German government bond yields fell on Wednesday but were still at multi-year highs after the European Central Bank’s lack of reaction to a recent Bund price revision fueled fresh selling pressure in the bond market.
After last week’s ECB meeting, some analysts argued that the uncertainty surrounding the monetary policy outlook was increasing volatility and leaving eurozone rates more exposed to spillover effects from overseas markets, mainly the United States.
Investors’ attention remains on inflation, after a key gauge of long-term expectations rose above 2.41% on Tuesday, its highest level since 2012.
German producer prices rose 30.9% in March, reflecting the effects of the war in Ukraine for the first time.
“The market continues to peg a Eurozone terminal rate at 1.5% in line with money market bets on future rate hikes, while acknowledging that there will be no asset purchases very soon,” said Rohan Khanna, strategist at UBS.
Some analysts expect the ECB to end its bond buying program as early as July.
However, “if Friday’s PMI data shows a marked slowdown in economic activity, Bund yields will likely fall as the ECB may delay monetary tightening,” he argued.

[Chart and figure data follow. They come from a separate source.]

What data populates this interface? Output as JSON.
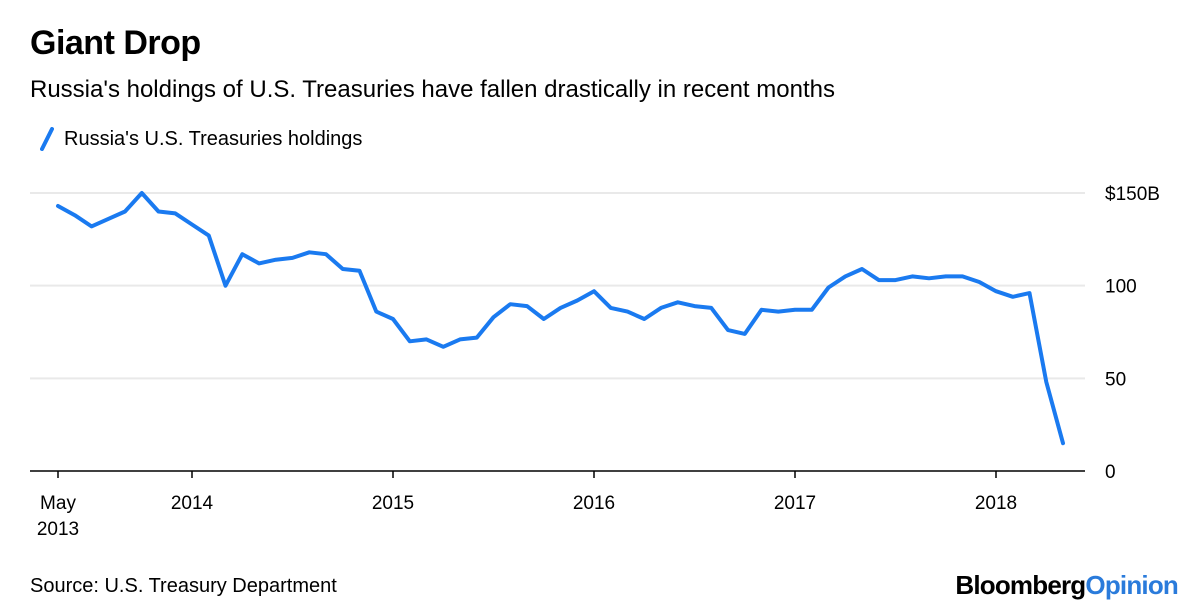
{
  "title": "Giant Drop",
  "subtitle": "Russia's holdings of U.S. Treasuries have fallen drastically in recent months",
  "source": "Source: U.S. Treasury Department",
  "brand": {
    "part1": "Bloomberg",
    "part2": "Opinion"
  },
  "colors": {
    "line": "#1a7af0",
    "grid": "#e9e9e9",
    "brand_accent": "#2a7bdb"
  },
  "chart_data": {
    "type": "line",
    "title": "Giant Drop",
    "subtitle": "Russia's holdings of U.S. Treasuries have fallen drastically in recent months",
    "ylim": [
      0,
      150
    ],
    "y_ticks": [
      {
        "value": 150,
        "label": "$150B"
      },
      {
        "value": 100,
        "label": "100"
      },
      {
        "value": 50,
        "label": "50"
      },
      {
        "value": 0,
        "label": "0"
      }
    ],
    "x_ticks": [
      {
        "date": "2013-05",
        "label": [
          "May",
          "2013"
        ]
      },
      {
        "date": "2014-01",
        "label": [
          "2014"
        ]
      },
      {
        "date": "2015-01",
        "label": [
          "2015"
        ]
      },
      {
        "date": "2016-01",
        "label": [
          "2016"
        ]
      },
      {
        "date": "2017-01",
        "label": [
          "2017"
        ]
      },
      {
        "date": "2018-01",
        "label": [
          "2018"
        ]
      }
    ],
    "x_start": "2013-05",
    "x_end": "2018-05",
    "grid": true,
    "legend_position": "top-left",
    "series": [
      {
        "name": "Russia's U.S. Treasuries holdings",
        "points": [
          [
            "2013-05",
            143
          ],
          [
            "2013-06",
            138
          ],
          [
            "2013-07",
            132
          ],
          [
            "2013-08",
            136
          ],
          [
            "2013-09",
            140
          ],
          [
            "2013-10",
            150
          ],
          [
            "2013-11",
            140
          ],
          [
            "2013-12",
            139
          ],
          [
            "2014-01",
            133
          ],
          [
            "2014-02",
            127
          ],
          [
            "2014-03",
            100
          ],
          [
            "2014-04",
            117
          ],
          [
            "2014-05",
            112
          ],
          [
            "2014-06",
            114
          ],
          [
            "2014-07",
            115
          ],
          [
            "2014-08",
            118
          ],
          [
            "2014-09",
            117
          ],
          [
            "2014-10",
            109
          ],
          [
            "2014-11",
            108
          ],
          [
            "2014-12",
            86
          ],
          [
            "2015-01",
            82
          ],
          [
            "2015-02",
            70
          ],
          [
            "2015-03",
            71
          ],
          [
            "2015-04",
            67
          ],
          [
            "2015-05",
            71
          ],
          [
            "2015-06",
            72
          ],
          [
            "2015-07",
            83
          ],
          [
            "2015-08",
            90
          ],
          [
            "2015-09",
            89
          ],
          [
            "2015-10",
            82
          ],
          [
            "2015-11",
            88
          ],
          [
            "2015-12",
            92
          ],
          [
            "2016-01",
            97
          ],
          [
            "2016-02",
            88
          ],
          [
            "2016-03",
            86
          ],
          [
            "2016-04",
            82
          ],
          [
            "2016-05",
            88
          ],
          [
            "2016-06",
            91
          ],
          [
            "2016-07",
            89
          ],
          [
            "2016-08",
            88
          ],
          [
            "2016-09",
            76
          ],
          [
            "2016-10",
            74
          ],
          [
            "2016-11",
            87
          ],
          [
            "2016-12",
            86
          ],
          [
            "2017-01",
            87
          ],
          [
            "2017-02",
            87
          ],
          [
            "2017-03",
            99
          ],
          [
            "2017-04",
            105
          ],
          [
            "2017-05",
            109
          ],
          [
            "2017-06",
            103
          ],
          [
            "2017-07",
            103
          ],
          [
            "2017-08",
            105
          ],
          [
            "2017-09",
            104
          ],
          [
            "2017-10",
            105
          ],
          [
            "2017-11",
            105
          ],
          [
            "2017-12",
            102
          ],
          [
            "2018-01",
            97
          ],
          [
            "2018-02",
            94
          ],
          [
            "2018-03",
            96
          ],
          [
            "2018-04",
            48
          ],
          [
            "2018-05",
            15
          ]
        ]
      }
    ]
  }
}
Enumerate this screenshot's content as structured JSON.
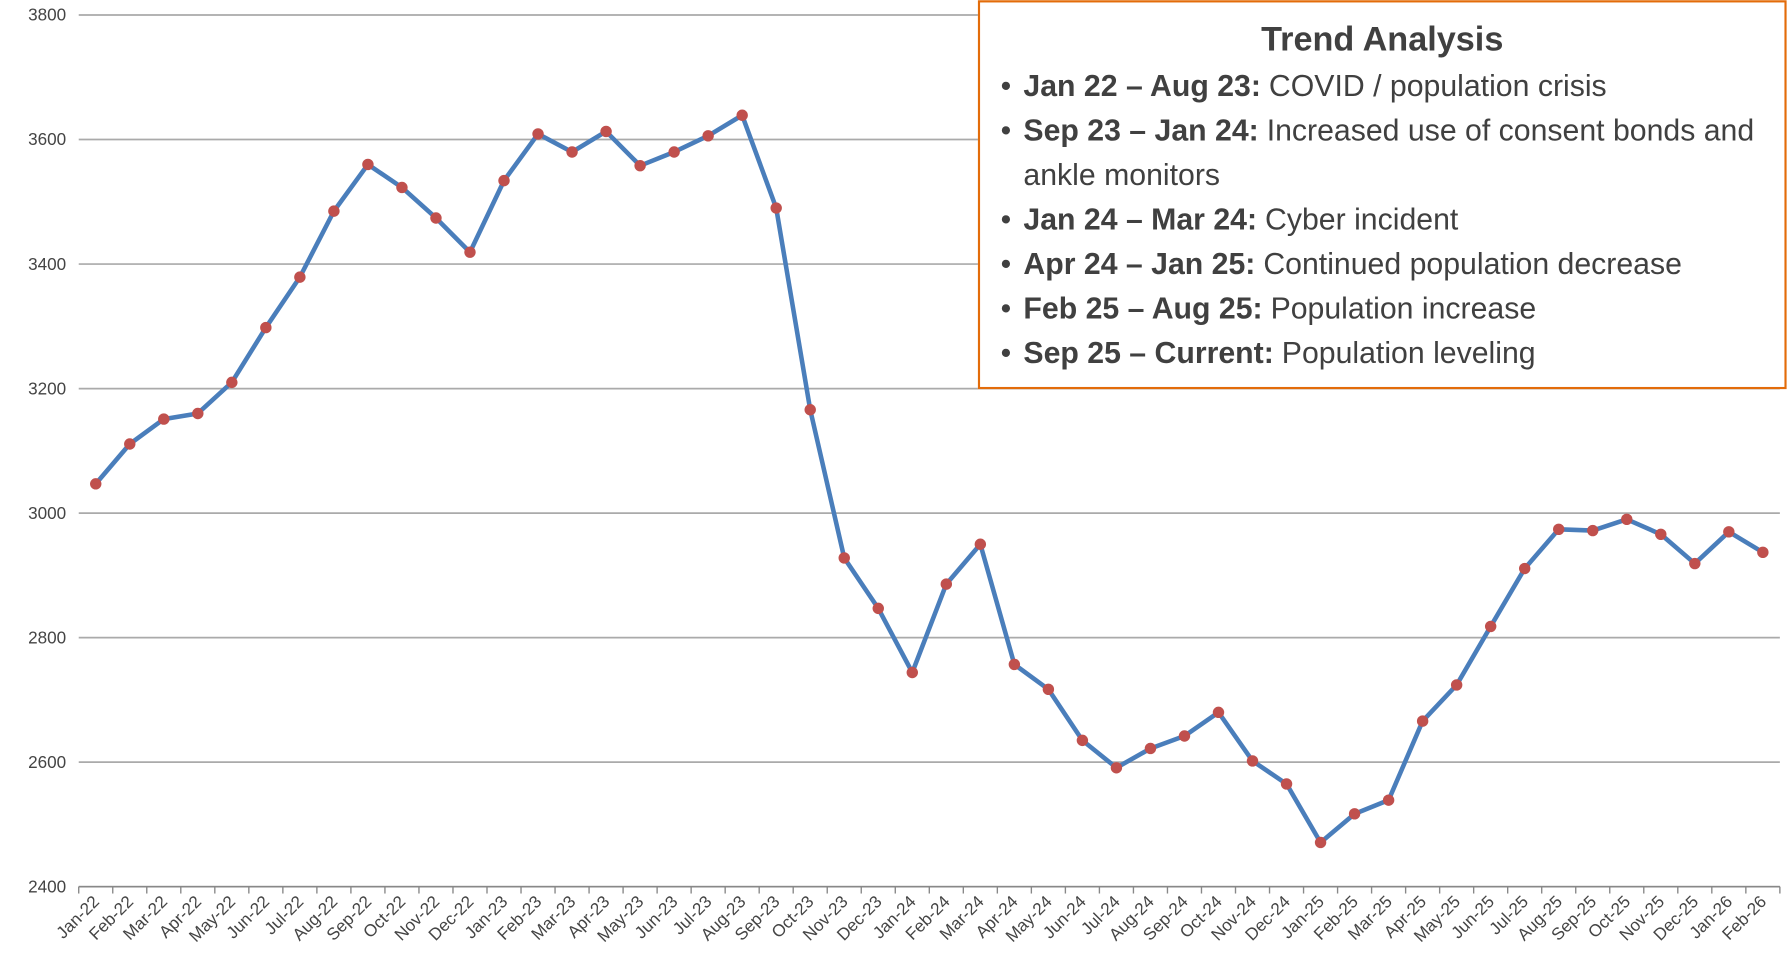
{
  "chart_data": {
    "type": "line",
    "categories": [
      "Jan-22",
      "Feb-22",
      "Mar-22",
      "Apr-22",
      "May-22",
      "Jun-22",
      "Jul-22",
      "Aug-22",
      "Sep-22",
      "Oct-22",
      "Nov-22",
      "Dec-22",
      "Jan-23",
      "Feb-23",
      "Mar-23",
      "Apr-23",
      "May-23",
      "Jun-23",
      "Jul-23",
      "Aug-23",
      "Sep-23",
      "Oct-23",
      "Nov-23",
      "Dec-23",
      "Jan-24",
      "Feb-24",
      "Mar-24",
      "Apr-24",
      "May-24",
      "Jun-24",
      "Jul-24",
      "Aug-24",
      "Sep-24",
      "Oct-24",
      "Nov-24",
      "Dec-24",
      "Jan-25",
      "Feb-25",
      "Mar-25",
      "Apr-25",
      "May-25",
      "Jun-25",
      "Jul-25",
      "Aug-25",
      "Sep-25",
      "Oct-25",
      "Nov-25",
      "Dec-25",
      "Jan-26",
      "Feb-26"
    ],
    "values": [
      3047,
      3111,
      3151,
      3160,
      3210,
      3298,
      3379,
      3485,
      3560,
      3523,
      3474,
      3419,
      3534,
      3609,
      3580,
      3613,
      3558,
      3580,
      3606,
      3639,
      3490,
      3166,
      2928,
      2847,
      2744,
      2886,
      2950,
      2757,
      2717,
      2635,
      2591,
      2622,
      2642,
      2680,
      2602,
      2565,
      2471,
      2517,
      2539,
      2666,
      2724,
      2818,
      2911,
      2974,
      2972,
      2990,
      2966,
      2919,
      2970,
      2937
    ],
    "color": "#4a7ebb",
    "marker_color": "#c0504d",
    "ylim": [
      2400,
      3800
    ],
    "yticks": [
      2400,
      2600,
      2800,
      3000,
      3200,
      3400,
      3600,
      3800
    ],
    "grid": true,
    "annotation": {
      "title": "Trend Analysis",
      "items": [
        {
          "label": "Jan 22 – Aug 23:",
          "text": "COVID / population crisis"
        },
        {
          "label": "Sep 23 – Jan 24:",
          "text": "Increased use of consent bonds and ankle monitors"
        },
        {
          "label": "Jan 24 – Mar 24:",
          "text": "Cyber incident"
        },
        {
          "label": "Apr 24 – Jan 25:",
          "text": "Continued population decrease"
        },
        {
          "label": "Feb 25 – Aug 25:",
          "text": "Population increase"
        },
        {
          "label": "Sep 25 – Current:",
          "text": "Population leveling"
        }
      ]
    }
  }
}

Germany’s 10-year government bond yield fell 5 basis points (bps) to 0.904%, after hitting its highest since July 2015 at 0.961% on Tuesday.
“Euro rates are effectively catching up with the move seen in the US, with European markets assuming the ECB will be forced into a u-turn as aggressive and hawkish as the Fed,” ING analysts said in a research note. .
The yield on 10-year Treasury inflation-protected securities (TIPS) hit two-year highs on Wednesday, briefly moving into positive territory for a second straight day.
“Looking under the hood, it appears euro rates are less confident that their national central bank will intervene aggressively to halt inflation,” ING analysts added, citing actual rates and curves. performance in the euro zone.
Germany’s 10-year inflation-linked bond yield fell 5 basis points to -1.848% after hitting its highest since March 2022 at -1.766% on Tuesday. It has recently been trading in a -1.8%/-2% range, not far from its lowest levels in a decade, after falling below -2% in the first two weeks of March.
Breakeven inflation – the difference between nominal and inflation-indexed returns – was around 2.7%, a new high since 2010.
The shape of the yield curve shows that markets do not expect excessive central bank tightening, as it steepened after the ECB’s monetary policy meeting last Thursday.
The spread between German 2-year and 10-year yields was 83 basis points on Wednesday, its widest level since December 2018, from around 67 basis points before the ECB meeting.
The spread between French and German rates remained stable at 46 bps. French President Emmanuel Macron and far-right challenger Marine Le Pen will face off on Wednesday in a debate that could be decisive in the race for the presidency.
Three polls place Macron at the highest level since before the first round, with an average score of 55.83%.
The Italian 10-year bond yield fell 8 basis points to 2.476%, with the spread against the German 10-year rate narrowing to 160 basis points.